When publishing results — either formally, through a venue such as ACM Recsys, or informally in your organization, it’s important to clearly and completely specify how the evaluation and algorithms were run.

Since LensKit is a toolkit of individual pieces that you combine into your experiment however best fits your work, there is not a clear mechanism for automating this reporting. This document is to provide guidance for what and how you should report, and how it maps to the LensKit code you are using.

Common Evaluation Problems Checklist

This checklist is to help you make sure that your evaluation and results are accurately reported.

Pass include_missing=True to compute(). This operation defaults to False for compatiability reasons, but the default will change in the future.
Correctly fill missing values from the evaluation metric results. They are reported as NaN (Pandas NA) so you can distinguish between empty lists and lists with no relevant items, but should be appropraitely filled before computing aggregates.
Pass k to add_metric() with the target list length for your experiment. LensKit cannot reliably detect how long you intended to make the recommendation lists, so you need to specify the intended length to the metrics in order to correctly account for it.

Reporting Algorithms

Note

This section is still in progress.

You need to clearly report the algorithms that you have used along with their hyperparameters.

The algorithm name should be the name of the class that you used (e.g. ItemItem). The hyperparameters are the options specified to the constructor, except for options that only affect algorithn peformance but not behavior.

For example:

Algorithm	Hyperparameters
ItemItem	\(k_\mathrm{max}=20, k_\mathrm{min}=2, s_\mathrm{min}=1.0\times 10^{-3}\)
ImplicitMF	\(k=50, \lambda_u=0.1, \lambda_i=0.1, w=40\)

If you use a top-N implementation other than the default TopN, or reconfigure its candidate selector, also clearly document that.

Reporting Experimental Setup

The important things to document are the data splitting strategy, the target recommendation list length, and the candidate selection strategy (if something other than the default of all unrated items is used).

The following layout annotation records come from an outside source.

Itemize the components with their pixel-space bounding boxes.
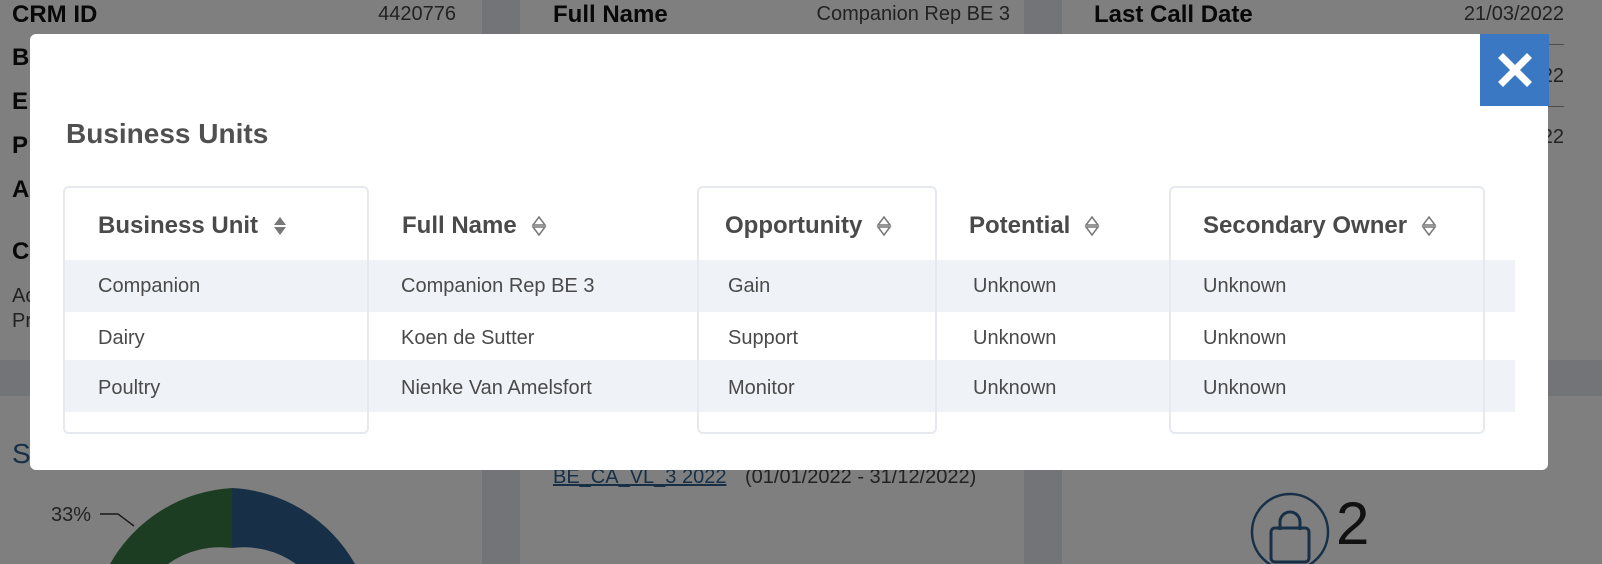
- column-header-label: Potential: [969, 212, 1071, 239]
- column-header-potential[interactable]: Potential: [969, 206, 1100, 246]
- cell-full-name: Companion Rep BE 3: [401, 275, 595, 297]
- close-button[interactable]: [1480, 34, 1549, 106]
- cell-business-unit: Dairy: [98, 327, 145, 349]
- sort-icon[interactable]: [876, 215, 892, 237]
- column-header-label: Opportunity: [725, 212, 863, 239]
- close-icon: [1497, 53, 1532, 87]
- column-header-label: Secondary Owner: [1203, 212, 1408, 239]
- cell-secondary-owner: Unknown: [1203, 327, 1287, 349]
- cell-opportunity: Gain: [728, 275, 771, 297]
- business-units-modal: Business Units Business Unit Full Name O…: [30, 34, 1548, 470]
- sort-icon[interactable]: [272, 215, 288, 237]
- sort-icon[interactable]: [1084, 215, 1100, 237]
- cell-secondary-owner: Unknown: [1203, 275, 1287, 297]
- column-header-label: Business Unit: [98, 212, 259, 239]
- column-header-opportunity[interactable]: Opportunity: [725, 206, 892, 246]
- column-header-business-unit[interactable]: Business Unit: [98, 206, 288, 246]
- column-header-full-name[interactable]: Full Name: [402, 206, 547, 246]
- cell-potential: Unknown: [973, 377, 1057, 399]
- cell-secondary-owner: Unknown: [1203, 377, 1287, 399]
- cell-full-name: Koen de Sutter: [401, 327, 535, 349]
- cell-business-unit: Poultry: [98, 377, 161, 399]
- cell-opportunity: Support: [728, 327, 799, 349]
- cell-potential: Unknown: [973, 275, 1057, 297]
- sort-icon[interactable]: [531, 215, 547, 237]
- cell-full-name: Nienke Van Amelsfort: [401, 377, 592, 399]
- modal-title: Business Units: [66, 118, 269, 149]
- column-header-label: Full Name: [402, 212, 517, 239]
- cell-business-unit: Companion: [98, 275, 201, 297]
- business-units-table: Business Unit Full Name Opportunity Pote…: [63, 186, 1515, 434]
- column-header-secondary-owner[interactable]: Secondary Owner: [1203, 206, 1437, 246]
- cell-potential: Unknown: [973, 327, 1057, 349]
- sort-icon[interactable]: [1421, 215, 1437, 237]
- cell-opportunity: Monitor: [728, 377, 795, 399]
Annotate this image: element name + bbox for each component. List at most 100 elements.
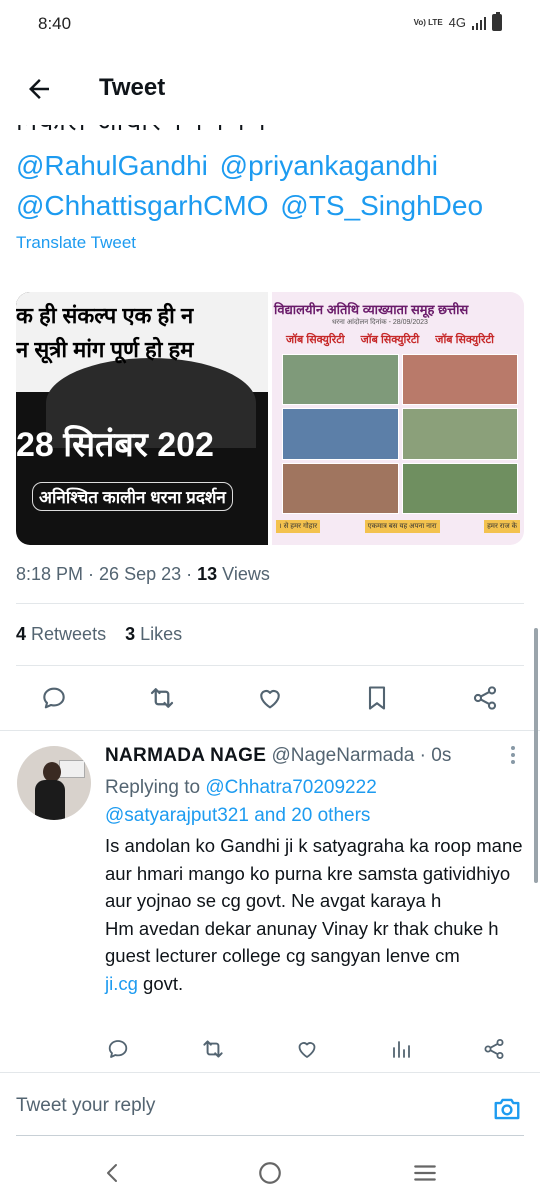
retweet-button[interactable] — [142, 678, 182, 718]
collage-photo — [401, 408, 518, 460]
reply-actions — [0, 1034, 540, 1064]
reply-like-button[interactable] — [292, 1034, 322, 1064]
media-image-1[interactable]: क ही संकल्प एक ही न न सूत्री मांग पूर्ण … — [16, 292, 268, 545]
like-icon — [260, 689, 280, 709]
reply-paragraph: Hm avedan dekar anunay Vinay kr thak chu… — [105, 917, 499, 994]
status-icons: Vo) LTE 4G — [413, 12, 502, 31]
status-bar: 8:40 Vo) LTE 4G — [0, 0, 540, 50]
network-type: 4G — [448, 15, 466, 30]
reply-share-button[interactable] — [479, 1034, 509, 1064]
reply-reply-button[interactable] — [103, 1034, 133, 1064]
tweet-mentions: @RahulGandhi @priyankagandhi @Chhattisga… — [16, 146, 526, 226]
tweet-meta: 8:18 PM · 26 Sep 23 · 13 Views — [16, 564, 270, 584]
reply-views-button[interactable] — [386, 1034, 416, 1064]
divider — [16, 603, 524, 604]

If you use one of LensKit’s built-in splitting strategies from crossfold without modification, report:

The splitting function used.
The number of partitions or test samples.
The number of users per sample (when using sample_users) or ratings per sample (when using sample_ratings).
When using a user-based strategy (either partition_users or sample_users), the test rating selection strategy (class and parameters), e.g. SampleN(5).

Any additional pre-processing (e.g. filtering ratings) should also be clearly described. If additional test pre-processing is done, such as removing ratings below a threshold, document that as well.

Since the experimental protocol is implemented directly in Python code, automated reporting is not practical.

Reporting Metrics

Reporting the metrics themelves is relatively straightforward. The lenskit.topn.RecListAnalysis.compute() method will return a data frame with a metric score for each list. Group those by algorithm and report the resulting scores (typically with a mean).

The following code will produce a table of algorithm scores for hit rate, nDCG and MRR, assuming that your algorithm identifier is in a column named algo and the target list length is in N:

rla = RecListAnalysis()
rla.add_metric(topn.hit, k=N)
rla.add_metric(topn.ndcg, k=N)
rla.add_metric(topn.recip_rank, k=N)
scores = rla.compute(recs, test, include_missing=True)
# empty lists will have na scores
scores.fillna(0, inplace=True)
# group by agorithm
algo_scores = scores.groupby('algorithm')[['hit', 'ndcg', 'recip_rank']].mean()
algo_scores = algo_scores.rename(columns={
    'hit': 'HR',
    'ndcg': 'nDCG',
    'recip_rank': 'MRR'
})

You can then use pandas.DataFrame.to_latex() to convert algo_scores to a LaTeX table to include in your paper.

Citing LensKit

Finally, cite [LKPY] as the package used for producing and/or evaluating recommendations.

[LKPY]

Michael D. Ekstrand. 2020. LensKit for Python: Next-Generation Software for Recommender Systems Experiments. In <cite>Proceedings of the 29th ACM International Conference on Information and Knowledge Management</cite> (CIKM ‘20). DOI:10.1145/3340531.3412778. arXiv:1809.03125 [cs.IR].

@INPROCEEDINGS{lkpy,
title           = "{LensKit} for {Python}: Next-Generation Software for
                    Recommender System Experiments",
booktitle       = "Proceedings of the 29th {ACM} International Conference on
                    Information and Knowledge Management",
author          = "Ekstrand, Michael D.",
year            =  2020,
url             = "http://dx.doi.org/10.1145/3340531.3412778",
conference      = "CIKM '20",
doi             = "10.1145/3340531.3412778"
pages           = "2999--3006"
}